Live Without Fear and Anxiety:
We can choose to live without fear and anxiety. Often enough, we find ourselves hiding behind fear and anxiety to escape our difficulties with the present moment. This running-away becomes familiar, and we begin to consider it a natural process to recluse ourselves to these domains. Yet, when we remember the past, we only experiencing the present momentary sensations of our memory. So too, when we imagine the future, we undergo only the moment-to-moment impressions of our imagination. In the end, neither the past nor the future exists. Our suffering originates exclusively from our desire to live within these impossible realms. The solution is obvious, live in the present moment.
The Challenge of Impermanence:
Whether we like it or not, the world we live in is impermanent. Once we experience anything, it immediately begins to fade away, never to be reencountered. We exist in a seemingly endless set of sensations, occurring one after another. Logical understanding may be helpful, but experiential knowledge changes your life. With correct practice, you will experience the world’s impermanence first-hand and live purely in the present moment.
The Practice of Impermanence:
Similar to the practice discussed in The Fundamental Skills of Mediation, we begin with concentration. Settle into a relaxed position and count ten breaths. There’s no rush here, and in your mind, it may sound like, “inhale-one, exhale-one…” and so on. Once you’re able to get through ten full breaths without distraction, begin noting your abdomen’s physical rising and falling. Whenever you experience the rising and falling of the abdomen, note “rising, rising, rising, falling, falling falling.”

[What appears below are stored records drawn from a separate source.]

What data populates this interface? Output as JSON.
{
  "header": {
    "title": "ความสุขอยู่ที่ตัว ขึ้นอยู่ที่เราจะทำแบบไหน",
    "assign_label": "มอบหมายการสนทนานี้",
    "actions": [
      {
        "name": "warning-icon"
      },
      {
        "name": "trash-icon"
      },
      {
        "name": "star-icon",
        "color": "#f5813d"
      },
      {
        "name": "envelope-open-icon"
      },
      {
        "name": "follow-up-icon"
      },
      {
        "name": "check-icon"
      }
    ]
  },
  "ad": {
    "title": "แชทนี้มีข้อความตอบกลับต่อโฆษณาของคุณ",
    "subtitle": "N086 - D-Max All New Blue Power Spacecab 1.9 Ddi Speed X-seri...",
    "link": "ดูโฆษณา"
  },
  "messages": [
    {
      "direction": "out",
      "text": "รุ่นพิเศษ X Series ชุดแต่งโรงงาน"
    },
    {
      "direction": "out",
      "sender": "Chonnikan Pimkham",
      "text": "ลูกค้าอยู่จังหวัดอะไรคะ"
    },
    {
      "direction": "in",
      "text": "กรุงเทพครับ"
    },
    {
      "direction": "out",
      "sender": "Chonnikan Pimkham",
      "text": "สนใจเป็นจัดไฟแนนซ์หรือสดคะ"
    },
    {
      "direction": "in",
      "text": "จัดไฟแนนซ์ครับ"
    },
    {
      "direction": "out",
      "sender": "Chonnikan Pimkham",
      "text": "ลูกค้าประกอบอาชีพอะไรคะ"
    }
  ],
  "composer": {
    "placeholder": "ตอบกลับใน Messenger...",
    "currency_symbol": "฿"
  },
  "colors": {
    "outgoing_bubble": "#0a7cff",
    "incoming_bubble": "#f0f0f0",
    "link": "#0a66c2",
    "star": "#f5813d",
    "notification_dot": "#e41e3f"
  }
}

At this point, it’s common to find yourself overwhelmed with distractions. You may feel a restlessness in the body or diverted by daydreams. To counterbalance these distractions, begin noting them as well. Should you be noting the rising of the abdomen and become distracted by the sound of a siren, you may note, “rising, rising, siren, siren, siren.” Fixate your attention on the siren and note it responsibly. When completed, return to the rising of the abdomen. You’ll find as you carefully begin to note the distractions, they fall away indefinitely.
Once most of the distractions have fallen away, and you remain entirely fixated on the abdomen’s rising and falling, begin separating the mental sensations from the physical. For example, before every physical experience of the abdomen’s rising, it is preceded by mental desire and proceeded by mental noting. Begin separating these mental sensations and notice their chain of causation. You may note this as “desire, rising, noting,” and so on. With practice, you’ll begin to notice how desire causes the physical sensation, so too, this causes the mental noticing. At first, this is very difficult. Break it down into sections and practice daily.

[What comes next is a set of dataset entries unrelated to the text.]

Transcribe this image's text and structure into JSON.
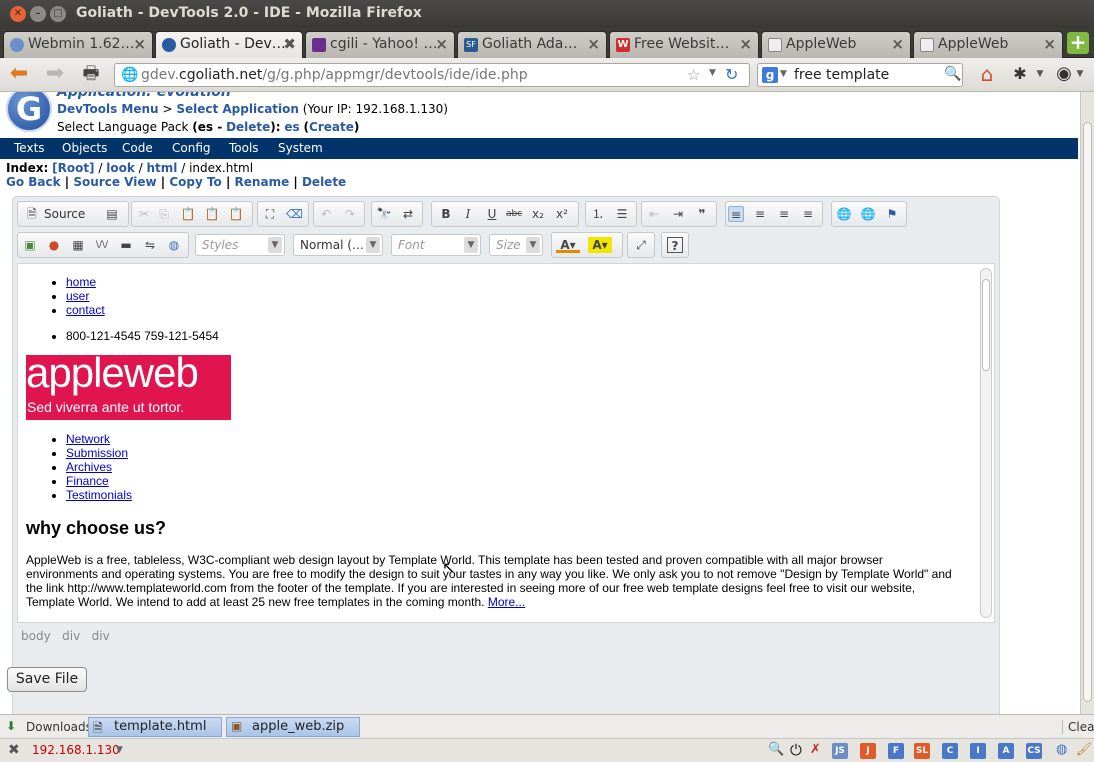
{
  "window": {
    "title": "Goliath - DevTools 2.0 - IDE - Mozilla Firefox"
  },
  "tabs": [
    {
      "label": "Webmin 1.62…"
    },
    {
      "label": "Goliath - Dev…"
    },
    {
      "label": "cgili - Yahoo! …"
    },
    {
      "label": "Goliath Ada…"
    },
    {
      "label": "Free Websit…"
    },
    {
      "label": "AppleWeb"
    },
    {
      "label": "AppleWeb"
    }
  ],
  "nav": {
    "url_prefix": "gdev.",
    "url_host": "cgoliath.net",
    "url_path": "/g/g.php/appmgr/devtools/ide/ide.php",
    "search_value": "free template"
  },
  "app": {
    "app_title": "Application: evolution",
    "devtools_menu": "DevTools Menu",
    "sep_gt": ">",
    "select_application": "Select Application",
    "ip_text": "(Your IP: 192.168.1.130)",
    "lang_label": "Select Language Pack",
    "lang_es_paren": "(es -",
    "lang_delete": "Delete",
    "lang_close": "):",
    "lang_es": "es",
    "lang_create": "Create",
    "menu": [
      "Texts",
      "Objects",
      "Code",
      "Config",
      "Tools",
      "System"
    ],
    "index_label": "Index:",
    "index_root": "[Root]",
    "index_look": "look",
    "index_html": "html",
    "index_file": "index.html",
    "actions": [
      "Go Back",
      "Source View",
      "Copy To",
      "Rename",
      "Delete"
    ]
  },
  "editor": {
    "source_label": "Source",
    "styles_placeholder": "Styles",
    "format_value": "Normal (…",
    "font_placeholder": "Font",
    "size_placeholder": "Size",
    "content": {
      "top_links": [
        "home",
        "user",
        "contact"
      ],
      "phones": "800-121-4545 759-121-5454",
      "banner_title": "appleweb",
      "banner_sub": "Sed viverra ante ut tortor.",
      "nav_links": [
        "Network",
        "Submission",
        "Archives",
        "Finance",
        "Testimonials"
      ],
      "heading": "why choose us?",
      "para_line1": "AppleWeb is a free, tableless, W3C-compliant web design layout by Template World. This template has been tested and proven compatible with all major browser",
      "para_line2": "environments and operating systems. You are free to modify the design to suit your tastes in any way you like. We only ask you to not remove \"Design by Template World\" and",
      "para_line3": "the link http://www.templateworld.com from the footer of the template. If you are interested in seeing more of our free web template designs feel free to visit our website,",
      "para_line4": "Template World. We intend to add at least 25 new free templates in the coming month.",
      "more_link": "More..."
    },
    "path": [
      "body",
      "div",
      "div"
    ]
  },
  "save_button": "Save File",
  "downloads": {
    "label": "Downloads",
    "items": [
      "template.html",
      "apple_web.zip"
    ],
    "clear": "Clear"
  },
  "status": {
    "ip": "192.168.1.130",
    "addons": [
      "JS",
      "J",
      "F",
      "SL",
      "C",
      "I",
      "A",
      "CS"
    ]
  }
}
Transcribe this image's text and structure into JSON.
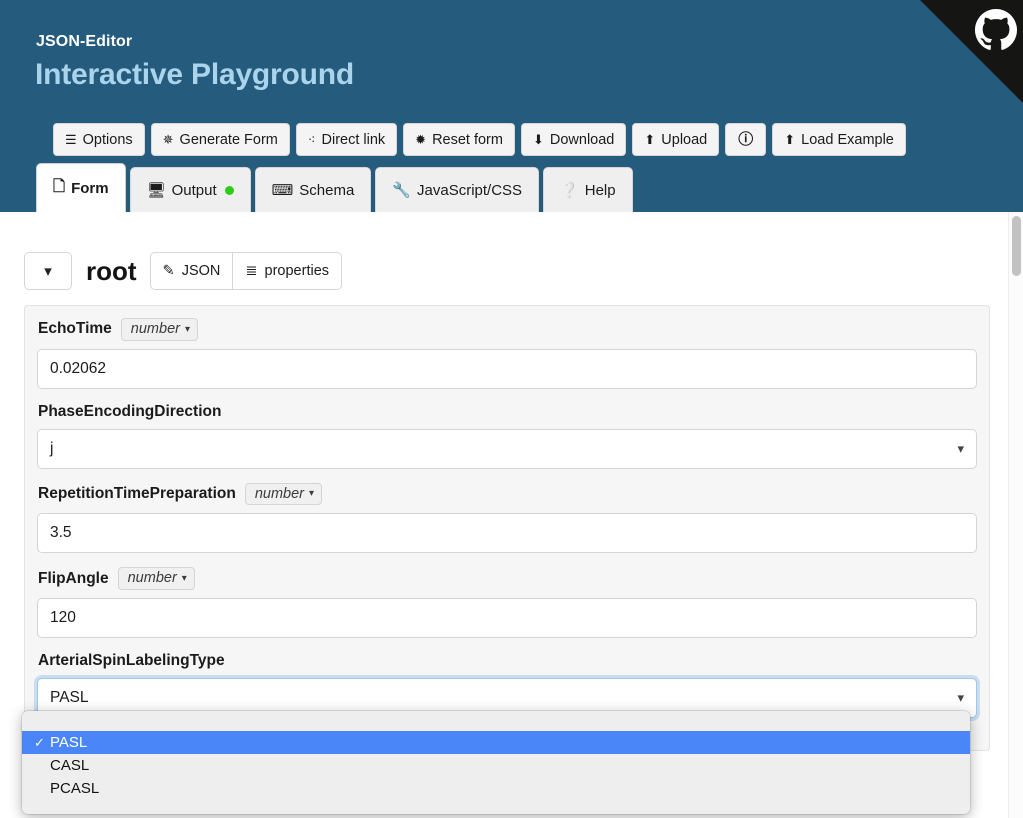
{
  "header": {
    "brand": "JSON-Editor",
    "title": "Interactive Playground",
    "ribbon_icon": "github-octocat-icon"
  },
  "toolbar": {
    "buttons": [
      {
        "label": "Options",
        "icon": "hamburger-icon",
        "glyph": "☰"
      },
      {
        "label": "Generate Form",
        "icon": "gear-icon",
        "glyph": "⚙"
      },
      {
        "label": "Direct link",
        "icon": "link-icon",
        "glyph": "%"
      },
      {
        "label": "Reset form",
        "icon": "reset-icon",
        "glyph": "❇"
      },
      {
        "label": "Download",
        "icon": "download-icon",
        "glyph": "⤓"
      },
      {
        "label": "Upload",
        "icon": "upload-icon",
        "glyph": "⤒"
      },
      {
        "label": "",
        "icon": "info-icon",
        "glyph": "ℹ"
      },
      {
        "label": "Load Example",
        "icon": "upload-icon",
        "glyph": "⤒"
      }
    ]
  },
  "tabs": [
    {
      "label": "Form",
      "icon": "form-icon",
      "glyph": "὜F",
      "active": true,
      "status_dot": false
    },
    {
      "label": "Output",
      "icon": "monitor-icon",
      "glyph": "Ὓ5",
      "active": false,
      "status_dot": true
    },
    {
      "label": "Schema",
      "icon": "keyboard-icon",
      "glyph": "⌨",
      "active": false,
      "status_dot": false
    },
    {
      "label": "JavaScript/CSS",
      "icon": "wrench-icon",
      "glyph": "ὒ7",
      "active": false,
      "status_dot": false
    },
    {
      "label": "Help",
      "icon": "question-icon",
      "glyph": "?",
      "active": false,
      "status_dot": false
    }
  ],
  "editor": {
    "collapse_icon": "chevron-down-icon",
    "root_label": "root",
    "json_button": "JSON",
    "json_icon": "pencil-icon",
    "properties_button": "properties",
    "properties_icon": "list-icon",
    "fields": [
      {
        "label": "EchoTime",
        "type_pill": "number",
        "control": "text",
        "value": "0.02062"
      },
      {
        "label": "PhaseEncodingDirection",
        "type_pill": "",
        "control": "select",
        "value": "j"
      },
      {
        "label": "RepetitionTimePreparation",
        "type_pill": "number",
        "control": "text",
        "value": "3.5"
      },
      {
        "label": "FlipAngle",
        "type_pill": "number",
        "control": "text",
        "value": "120"
      },
      {
        "label": "ArterialSpinLabelingType",
        "type_pill": "",
        "control": "select",
        "value": "PASL"
      }
    ]
  },
  "dropdown": {
    "open_for": "ArterialSpinLabelingType",
    "selected": "PASL",
    "options": [
      {
        "label": "PASL",
        "selected": true
      },
      {
        "label": "CASL",
        "selected": false
      },
      {
        "label": "PCASL",
        "selected": false
      }
    ],
    "highlight_color": "#4a86f7"
  },
  "scrollbar": {
    "orientation": "vertical",
    "position": "top"
  },
  "colors": {
    "header_bg": "#255b7d",
    "title_accent": "#a9d4ec",
    "panel_bg": "#f6f6f6",
    "status_dot": "#2ecc16"
  }
}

At this point, your level of concentration will be powerful, and you’ll begin to notice how the rising and falling of the abdomen is not a single sensation but thousands-and-thousands of micro-sensations occurring one after another. As you experience each one, do your best to note as many of them as possible. At first, they’ll be too fast, and that’s okay. Notice how these sensations come and then immediately fall away forever, only to be replaced by another sensation. This is the impermanence of sensations.
The Lesson of Impermanence:
Continue nothing impermanence, not only within the rising and falling of the abdomen but everything else as well. Whether through one of the six sense doors (e.g., touching, seeing, hearing, smelling, tasting, thinking), fear, misery, disgust, or even desire, notice how these sensations come and then immediately disappear. As your practice continues to grow, new types of sensations will appear. These too will at first seem to be whole and permanent, and you’ll continue learning the lesson over and over again until it permeates everything within your awareness. Just as you once crawled and now walk; so too, once you discover the impermanence of sensations, you’ll never view the world the same way again.